Focussing on absolute rather than relative difference has contributed to the view that eGFR is unreliable when GFR approaches the reference range. Percentage precision of both eGFR and GFR_iohexol at values >80 mL/min/1.73 m² was no worse than <80 mL/min/1.73 m², but biases were significantly greater for both. The underestimation of true GFR by eGFR at higher levels of function has been shown in several previous studies ^{3,7,8,10,20,30,34} and the reverse at low levels of function. ^7,8,12,13,20 Nevertheless, we agree with Froissart et al. ²⁰ that precision is more important than bias; so, the current study suggests that eGFR performs no better at lower values of GFR. Pearson's correlation coefficient tends to obscure this, as shown in the current study, in which we found that inspite of slightly inferior precisions, eGFR and GFR_iohexol both showed better linear correlations with GFR_EDTA at low levels of GFR than at high levels. Thus, with respect to eGFR, correlation coefficients were 0.92 and 0.41 in patients with GFR_EDTA below and above 80 mL/min/1.73 m², very similar to those of Poggio et al. ¹⁰ for whom they were 0.90 and 0.36 for CKD patients and renal donors, respectively, with a cut-off of 60 mL/min/1.73 m². (Correlation analysis is probably erroneous in the current context and only included in this manuscript for the purpose of comparison with previous studies.) A performance of eGFR that is not inferior at high levels of renal function is also supported by the finding that GFR_iohexol is closer to eGFR than it is to GFR_EDTA more often at higher levels of GFR than at lower levels (Figure 4).

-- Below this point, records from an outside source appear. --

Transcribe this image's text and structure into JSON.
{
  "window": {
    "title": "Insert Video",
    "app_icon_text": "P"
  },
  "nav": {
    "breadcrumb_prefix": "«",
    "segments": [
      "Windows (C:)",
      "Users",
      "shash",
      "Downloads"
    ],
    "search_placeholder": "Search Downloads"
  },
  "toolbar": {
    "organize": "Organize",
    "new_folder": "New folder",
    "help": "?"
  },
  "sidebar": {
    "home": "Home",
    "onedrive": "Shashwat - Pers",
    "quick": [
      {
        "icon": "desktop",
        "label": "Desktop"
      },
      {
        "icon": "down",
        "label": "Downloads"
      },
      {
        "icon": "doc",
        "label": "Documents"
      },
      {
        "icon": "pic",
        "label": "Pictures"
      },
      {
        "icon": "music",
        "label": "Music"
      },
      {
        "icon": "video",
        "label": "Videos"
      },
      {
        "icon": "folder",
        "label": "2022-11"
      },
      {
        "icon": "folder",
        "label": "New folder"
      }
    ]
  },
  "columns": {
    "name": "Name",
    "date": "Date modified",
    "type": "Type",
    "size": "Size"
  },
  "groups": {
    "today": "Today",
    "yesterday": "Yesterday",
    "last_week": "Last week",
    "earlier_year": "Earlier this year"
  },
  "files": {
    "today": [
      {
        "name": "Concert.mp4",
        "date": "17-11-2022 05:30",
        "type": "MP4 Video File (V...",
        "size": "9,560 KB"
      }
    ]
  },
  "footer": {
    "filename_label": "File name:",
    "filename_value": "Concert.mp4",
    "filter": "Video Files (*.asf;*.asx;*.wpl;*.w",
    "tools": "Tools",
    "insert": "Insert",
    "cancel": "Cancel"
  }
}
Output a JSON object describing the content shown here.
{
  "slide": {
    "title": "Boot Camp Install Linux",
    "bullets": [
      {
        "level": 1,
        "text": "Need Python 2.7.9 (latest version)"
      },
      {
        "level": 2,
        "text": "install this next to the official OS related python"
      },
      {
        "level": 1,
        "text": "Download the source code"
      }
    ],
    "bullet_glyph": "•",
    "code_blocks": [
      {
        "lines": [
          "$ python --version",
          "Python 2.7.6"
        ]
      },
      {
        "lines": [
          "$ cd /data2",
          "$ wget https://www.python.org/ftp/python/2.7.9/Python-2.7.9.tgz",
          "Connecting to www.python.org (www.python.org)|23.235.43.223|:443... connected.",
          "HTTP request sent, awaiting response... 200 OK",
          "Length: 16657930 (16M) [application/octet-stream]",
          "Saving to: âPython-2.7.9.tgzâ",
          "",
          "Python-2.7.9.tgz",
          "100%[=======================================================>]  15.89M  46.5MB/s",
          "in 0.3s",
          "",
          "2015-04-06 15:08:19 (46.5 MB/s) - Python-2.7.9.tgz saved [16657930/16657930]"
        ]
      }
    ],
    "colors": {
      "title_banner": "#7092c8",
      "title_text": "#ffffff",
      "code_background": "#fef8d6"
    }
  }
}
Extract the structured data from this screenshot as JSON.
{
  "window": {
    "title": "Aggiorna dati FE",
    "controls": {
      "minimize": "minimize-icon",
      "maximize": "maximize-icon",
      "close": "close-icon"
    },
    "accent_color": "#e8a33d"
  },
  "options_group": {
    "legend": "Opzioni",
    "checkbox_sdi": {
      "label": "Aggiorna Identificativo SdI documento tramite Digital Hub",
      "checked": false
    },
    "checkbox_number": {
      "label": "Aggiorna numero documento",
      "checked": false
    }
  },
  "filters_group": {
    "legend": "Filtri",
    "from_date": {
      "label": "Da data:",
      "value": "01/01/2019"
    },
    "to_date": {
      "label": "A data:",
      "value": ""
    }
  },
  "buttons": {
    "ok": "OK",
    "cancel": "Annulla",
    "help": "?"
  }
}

Although iohexol is now regarded as a valid gold standard for measuring GFR, we found, as previously reported, that GFR_iohexol tended to underestimate GFR_EDTA at high values of GFR and vice versa at low values of GFR. Iohexol protein-binding may have been the cause at high GFR and extra-renal iohexol clearance the cause at low GFR, but we have no data to confirm this.

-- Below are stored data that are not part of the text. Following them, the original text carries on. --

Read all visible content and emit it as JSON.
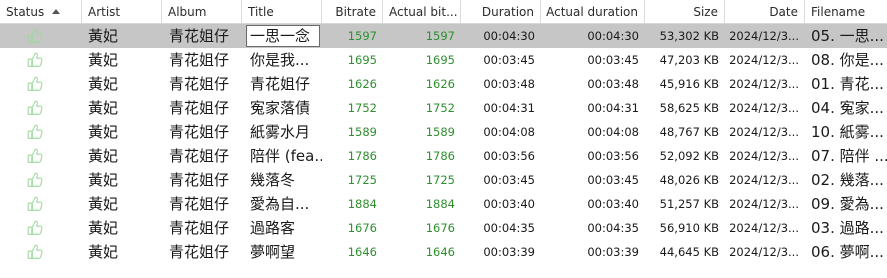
{
  "columns": {
    "status": "Status",
    "artist": "Artist",
    "album": "Album",
    "title": "Title",
    "bitrate": "Bitrate",
    "actual_bitrate": "Actual bit...",
    "duration": "Duration",
    "actual_duration": "Actual duration",
    "size": "Size",
    "date": "Date",
    "filename": "Filename"
  },
  "status_icon": "thumbs-up-icon",
  "colors": {
    "selected_row": "#c6c6c6",
    "bitrate_text": "#2f8f2f",
    "status_icon": "#9fd89f"
  },
  "rows": [
    {
      "artist": "黃妃",
      "album": "青花姐仔",
      "title": "一思一念",
      "bitrate": "1597",
      "actual_bitrate": "1597",
      "duration": "00:04:30",
      "actual_duration": "00:04:30",
      "size": "53,302 KB",
      "date": "2024/12/3...",
      "filename": "05. 一思..."
    },
    {
      "artist": "黃妃",
      "album": "青花姐仔",
      "title": "你是我...",
      "bitrate": "1695",
      "actual_bitrate": "1695",
      "duration": "00:03:45",
      "actual_duration": "00:03:45",
      "size": "47,203 KB",
      "date": "2024/12/3...",
      "filename": "08. 你是..."
    },
    {
      "artist": "黃妃",
      "album": "青花姐仔",
      "title": "青花姐仔",
      "bitrate": "1626",
      "actual_bitrate": "1626",
      "duration": "00:03:48",
      "actual_duration": "00:03:48",
      "size": "45,916 KB",
      "date": "2024/12/3...",
      "filename": "01. 青花..."
    },
    {
      "artist": "黃妃",
      "album": "青花姐仔",
      "title": "寃家落債",
      "bitrate": "1752",
      "actual_bitrate": "1752",
      "duration": "00:04:31",
      "actual_duration": "00:04:31",
      "size": "58,625 KB",
      "date": "2024/12/3...",
      "filename": "04. 寃家..."
    },
    {
      "artist": "黃妃",
      "album": "青花姐仔",
      "title": "紙雾水月",
      "bitrate": "1589",
      "actual_bitrate": "1589",
      "duration": "00:04:08",
      "actual_duration": "00:04:08",
      "size": "48,767 KB",
      "date": "2024/12/3...",
      "filename": "10. 紙雾..."
    },
    {
      "artist": "黃妃",
      "album": "青花姐仔",
      "title": "陪伴 (fea...",
      "bitrate": "1786",
      "actual_bitrate": "1786",
      "duration": "00:03:56",
      "actual_duration": "00:03:56",
      "size": "52,092 KB",
      "date": "2024/12/3...",
      "filename": "07. 陪伴 ..."
    },
    {
      "artist": "黃妃",
      "album": "青花姐仔",
      "title": "幾落冬",
      "bitrate": "1725",
      "actual_bitrate": "1725",
      "duration": "00:03:45",
      "actual_duration": "00:03:45",
      "size": "48,026 KB",
      "date": "2024/12/3...",
      "filename": "02. 幾落..."
    },
    {
      "artist": "黃妃",
      "album": "青花姐仔",
      "title": "愛為自...",
      "bitrate": "1884",
      "actual_bitrate": "1884",
      "duration": "00:03:40",
      "actual_duration": "00:03:40",
      "size": "51,257 KB",
      "date": "2024/12/3...",
      "filename": "09. 愛為..."
    },
    {
      "artist": "黃妃",
      "album": "青花姐仔",
      "title": "過路客",
      "bitrate": "1676",
      "actual_bitrate": "1676",
      "duration": "00:04:35",
      "actual_duration": "00:04:35",
      "size": "56,910 KB",
      "date": "2024/12/3...",
      "filename": "03. 過路..."
    },
    {
      "artist": "黃妃",
      "album": "青花姐仔",
      "title": "夢啊望",
      "bitrate": "1646",
      "actual_bitrate": "1646",
      "duration": "00:03:39",
      "actual_duration": "00:03:39",
      "size": "44,645 KB",
      "date": "2024/12/3...",
      "filename": "06. 夢啊..."
    }
  ]
}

In conclusion, eGFR was significantly less accurate than GFR_iohexol for the prediction of GFR_EDTA, less reproducible than both GFR_iohexol and GFR_EDTA and failed to detect a change in GFR resulting from a small meal. Nevertheless, the use of a second gold standard exposes the contribution of errors in the primary gold standard to the perceived inaccuracy of eGFR as a predictor of true GFR. Our data also question the view that eGFR is less reliable at higher values of filtration function than at lower values.